Apparsuit

Geography
- Location: Greenland
- Coordinates: 73°48′N 56°45′W﻿ / ﻿73.800°N 56.750°W
- Archipelago: Upernavik Archipelago

Administration
- Greenland
- Municipality: Avannaata

= Apparsuit Island =

Island in Avannaata, Greenland

Apparsuit Island (old spelling: Agparssuit) is an uninhabited island in Avannaata municipality in northwestern Greenland. Cape Shackleton, the western promontory of the island, marks the northernmost extent of Tasiusaq Bay, an indentation of Baffin Bay.

== History ==
The island is characteristic for its cliffs falling to the sea from all sides, providing shelter and a breeding ground for thousands of seabirds.

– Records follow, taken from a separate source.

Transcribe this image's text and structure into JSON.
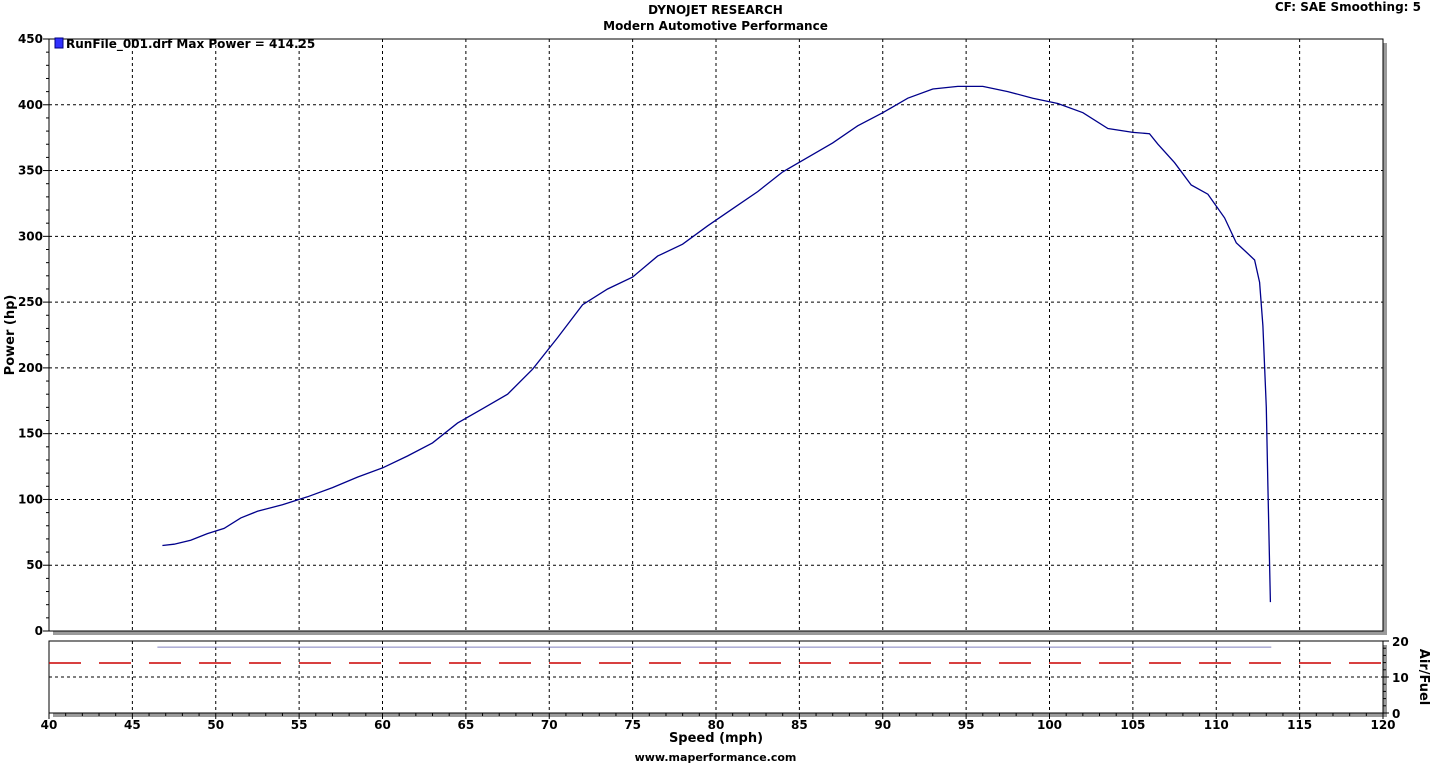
{
  "header": {
    "title": "DYNOJET RESEARCH",
    "subtitle": "Modern Automotive Performance",
    "correction": "CF: SAE  Smoothing: 5"
  },
  "footer": {
    "website": "www.maperformance.com"
  },
  "colors": {
    "power": "#00008b",
    "afr_target": "#cc0000",
    "afr": "#8080c0",
    "grid": "#000000"
  },
  "chart_data": [
    {
      "type": "line",
      "ylabel": "Power (hp)",
      "xlabel": "Speed (mph)",
      "xlim": [
        40,
        120
      ],
      "ylim": [
        0,
        450
      ],
      "xticks": [
        40,
        45,
        50,
        55,
        60,
        65,
        70,
        75,
        80,
        85,
        90,
        95,
        100,
        105,
        110,
        115,
        120
      ],
      "yticks": [
        0,
        50,
        100,
        150,
        200,
        250,
        300,
        350,
        400,
        450
      ],
      "grid": true,
      "legend": {
        "position": "top-left",
        "entries": [
          "RunFile_001.drf Max Power = 414.25"
        ]
      },
      "series": [
        {
          "name": "RunFile_001.drf",
          "color": "#00008b",
          "x": [
            46.8,
            47.5,
            48.5,
            49.5,
            50.5,
            51.5,
            52.5,
            54,
            55.5,
            57,
            58.5,
            60,
            61.5,
            63,
            64.5,
            66,
            67.5,
            69,
            70.5,
            72,
            73.5,
            75,
            76.5,
            78,
            79.5,
            81,
            82.5,
            84,
            85.5,
            87,
            88.5,
            90,
            91.5,
            93,
            94.5,
            96,
            97.5,
            99,
            100.5,
            102,
            103.5,
            105,
            106,
            106.5,
            107.5,
            108.5,
            109.5,
            110.5,
            111.2,
            111.8,
            112.3,
            112.6,
            112.8,
            113,
            113.1,
            113.2,
            113.25
          ],
          "y": [
            65,
            66,
            69,
            74,
            78,
            86,
            91,
            96,
            102,
            109,
            117,
            124,
            133,
            143,
            158,
            169,
            180,
            199,
            223,
            248,
            260,
            269,
            285,
            294,
            308,
            321,
            334,
            349,
            360,
            371,
            384,
            394,
            405,
            412,
            414,
            414,
            410,
            405,
            401,
            394,
            382,
            379,
            378,
            370,
            356,
            339,
            332,
            314,
            295,
            288,
            282,
            265,
            232,
            170,
            110,
            50,
            22
          ]
        }
      ]
    },
    {
      "type": "line",
      "ylabel": "Air/Fuel",
      "xlabel": "Speed (mph)",
      "xlim": [
        40,
        120
      ],
      "ylim": [
        0,
        20
      ],
      "xticks": [
        40,
        45,
        50,
        55,
        60,
        65,
        70,
        75,
        80,
        85,
        90,
        95,
        100,
        105,
        110,
        115,
        120
      ],
      "yticks": [
        0,
        10,
        20
      ],
      "grid": true,
      "series": [
        {
          "color": "#cc0000",
          "x": [
            40,
            120
          ],
          "y": [
            13.9,
            13.9
          ]
        },
        {
          "color": "#8080c0",
          "x": [
            46.5,
            113.3
          ],
          "y": [
            18.3,
            18.3
          ]
        }
      ]
    }
  ]
}
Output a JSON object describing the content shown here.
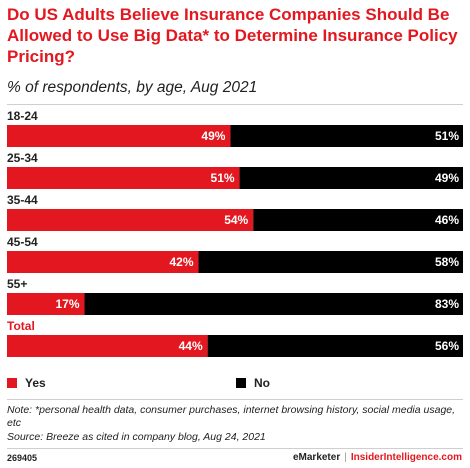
{
  "title": "Do US Adults Believe Insurance Companies Should Be Allowed to Use Big Data* to Determine Insurance Policy Pricing?",
  "subtitle": "% of respondents, by age, Aug 2021",
  "colors": {
    "yes": "#e3171f",
    "no": "#000000",
    "accent": "#e3171f"
  },
  "chart_data": {
    "type": "bar",
    "orientation": "horizontal",
    "stacked": true,
    "categories": [
      "18-24",
      "25-34",
      "35-44",
      "45-54",
      "55+",
      "Total"
    ],
    "series": [
      {
        "name": "Yes",
        "values": [
          49,
          51,
          54,
          42,
          17,
          44
        ],
        "labels": [
          "49%",
          "51%",
          "54%",
          "42%",
          "17%",
          "44%"
        ]
      },
      {
        "name": "No",
        "values": [
          51,
          49,
          46,
          58,
          83,
          56
        ],
        "labels": [
          "51%",
          "49%",
          "46%",
          "58%",
          "83%",
          "56%"
        ]
      }
    ],
    "xlim": [
      0,
      100
    ],
    "grid": false,
    "legend_position": "bottom",
    "highlight_category": "Total"
  },
  "legend": {
    "yes_label": "Yes",
    "no_label": "No"
  },
  "footer": {
    "note": "Note: *personal health data, consumer purchases, internet browsing history, social media usage, etc",
    "source": "Source: Breeze as cited in company blog, Aug 24, 2021",
    "chart_id": "269405",
    "brand_emarketer": "eMarketer",
    "brand_separator": "|",
    "brand_insider": "InsiderIntelligence.com"
  }
}
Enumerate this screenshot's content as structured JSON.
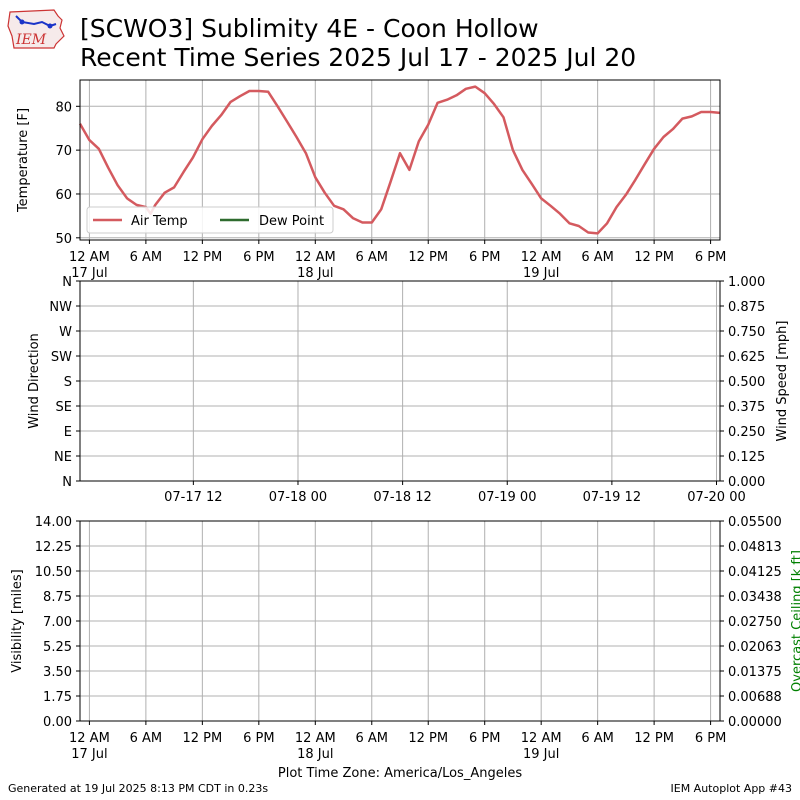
{
  "header": {
    "logo_text": "IEM",
    "title_line1": "[SCWO3] Sublimity 4E - Coon Hollow",
    "title_line2": "Recent Time Series 2025 Jul 17 - 2025 Jul 20"
  },
  "footer": {
    "generated": "Generated at 19 Jul 2025 8:13 PM CDT in 0.23s",
    "app": "IEM Autoplot App #43"
  },
  "colors": {
    "air_temp": "#d45a5f",
    "dew_point": "#2e6b2e",
    "ceiling_label": "#008000",
    "grid": "#b0b0b0"
  },
  "chart_data": [
    {
      "type": "line",
      "id": "temperature",
      "ylabel": "Temperature [F]",
      "ylim": [
        49.5,
        86
      ],
      "yticks": [
        50,
        60,
        70,
        80
      ],
      "x_ticks": [
        "12 AM\n17 Jul",
        "6 AM",
        "12 PM",
        "6 PM",
        "12 AM\n18 Jul",
        "6 AM",
        "12 PM",
        "6 PM",
        "12 AM\n19 Jul",
        "6 AM",
        "12 PM",
        "6 PM"
      ],
      "x_range_hours": [
        -1.0,
        67.0
      ],
      "grid": true,
      "legend": {
        "placement": "lower-left",
        "entries": [
          "Air Temp",
          "Dew Point"
        ]
      },
      "series": [
        {
          "name": "Air Temp",
          "x_hours": [
            -1.0,
            0.0,
            1.0,
            2.0,
            3.0,
            4.0,
            5.0,
            6.0,
            6.5,
            7.0,
            8.0,
            9.0,
            10.0,
            11.0,
            12.0,
            13.0,
            14.0,
            15.0,
            16.0,
            17.0,
            18.0,
            19.0,
            20.0,
            21.0,
            22.0,
            23.0,
            24.0,
            25.0,
            26.0,
            27.0,
            28.0,
            29.0,
            30.0,
            31.0,
            32.0,
            33.0,
            34.0,
            35.0,
            36.0,
            37.0,
            38.0,
            39.0,
            40.0,
            41.0,
            42.0,
            43.0,
            44.0,
            45.0,
            46.0,
            47.0,
            48.0,
            49.0,
            50.0,
            51.0,
            52.0,
            53.0,
            54.0,
            55.0,
            56.0,
            57.0,
            58.0,
            59.0,
            60.0,
            61.0,
            62.0,
            63.0,
            64.0,
            65.0,
            66.0,
            67.0
          ],
          "values": [
            76.0,
            72.3,
            70.3,
            66.0,
            62.0,
            59.0,
            57.5,
            57.0,
            55.5,
            57.5,
            60.3,
            61.5,
            65.0,
            68.3,
            72.5,
            75.5,
            78.0,
            81.0,
            82.3,
            83.5,
            83.5,
            83.3,
            80.0,
            76.5,
            73.0,
            69.3,
            63.8,
            60.3,
            57.3,
            56.5,
            54.5,
            53.5,
            53.5,
            56.5,
            62.8,
            69.3,
            65.5,
            72.0,
            75.8,
            80.8,
            81.5,
            82.5,
            84.0,
            84.5,
            83.0,
            80.5,
            77.5,
            70.0,
            65.5,
            62.3,
            59.0,
            57.3,
            55.5,
            53.3,
            52.7,
            51.2,
            51.0,
            53.3,
            57.0,
            59.8,
            63.2,
            66.8,
            70.3,
            73.0,
            74.8,
            77.2,
            77.7,
            78.7,
            78.7,
            78.5
          ]
        },
        {
          "name": "Dew Point",
          "x_hours": [],
          "values": []
        }
      ]
    },
    {
      "type": "scatter",
      "id": "wind",
      "ylabel": "Wind Direction",
      "ylabel_right": "Wind Speed [mph]",
      "yticks_left": [
        "N",
        "NE",
        "E",
        "SE",
        "S",
        "SW",
        "W",
        "NW",
        "N"
      ],
      "yticks_right": [
        "0.000",
        "0.125",
        "0.250",
        "0.375",
        "0.500",
        "0.625",
        "0.750",
        "0.875",
        "1.000"
      ],
      "ylim_right": [
        0,
        1
      ],
      "x_ticks": [
        "07-17 12",
        "07-18 00",
        "07-18 12",
        "07-19 00",
        "07-19 12",
        "07-20 00"
      ],
      "x_range_hours": [
        -1.0,
        72.4
      ],
      "grid": true,
      "series": []
    },
    {
      "type": "line",
      "id": "visibility",
      "ylabel": "Visibility [miles]",
      "ylabel_right": "Overcast Ceiling [k ft]",
      "yticks_left": [
        "0.00",
        "1.75",
        "3.50",
        "5.25",
        "7.00",
        "8.75",
        "10.50",
        "12.25",
        "14.00"
      ],
      "yticks_right": [
        "0.00000",
        "0.00688",
        "0.01375",
        "0.02063",
        "0.02750",
        "0.03438",
        "0.04125",
        "0.04813",
        "0.05500"
      ],
      "ylim": [
        0,
        14
      ],
      "ylim_right": [
        0,
        0.055
      ],
      "x_ticks": [
        "12 AM\n17 Jul",
        "6 AM",
        "12 PM",
        "6 PM",
        "12 AM\n18 Jul",
        "6 AM",
        "12 PM",
        "6 PM",
        "12 AM\n19 Jul",
        "6 AM",
        "12 PM",
        "6 PM"
      ],
      "x_range_hours": [
        -1.0,
        67.0
      ],
      "xlabel": "Plot Time Zone: America/Los_Angeles",
      "grid": true,
      "series": []
    }
  ]
}
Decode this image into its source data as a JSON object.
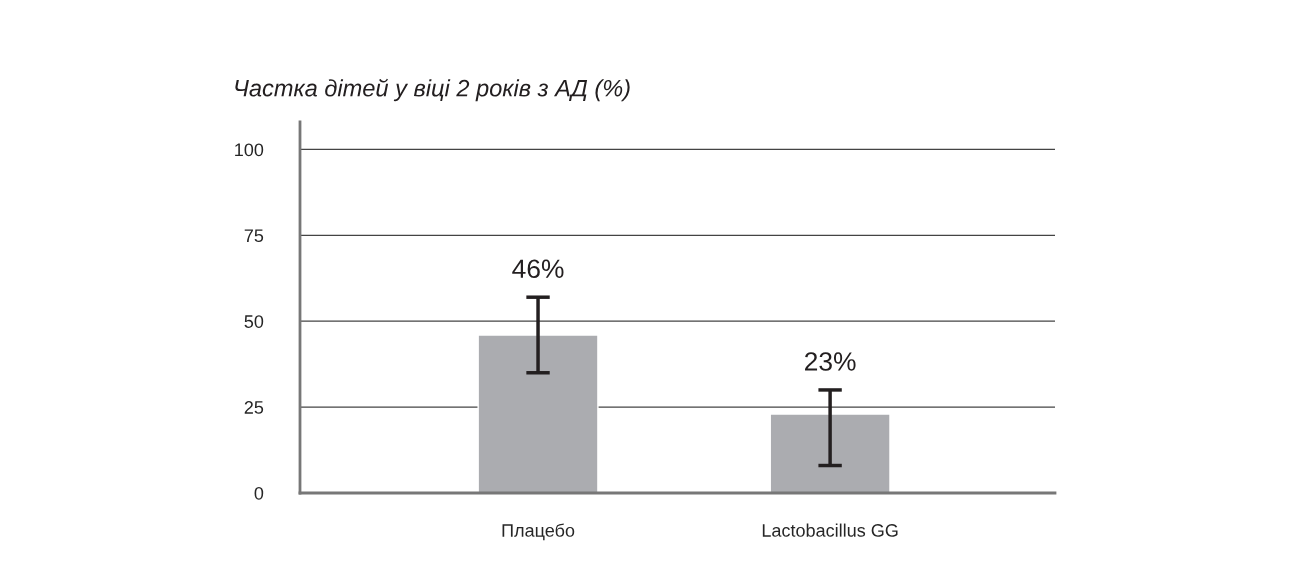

Together with the cliffs of Qaarsorsuaq Island in the southern part of the archipelago, the number of birds reached millions. The cliffs were harvested for eggs starting from 1875, when the northbound migrations of Greenlanders from Upernavik reached the islands north of Tasiusaq. The eggs are occasionally harvested to this day.

== Geography ==
Apparsuit Island is located at the northern end of Tasiusaq Bay, in the north-central part of Upernavik Archipelago. It is an offlying island in the archipelago, separated from Qullikorsuit Island in the east by Appaalissiorfiup Ikerasaa strait, part of the old maritime route from Upernavik to Melville Bay. The highest point is an unnamed mountain of 658 m in the south of the island.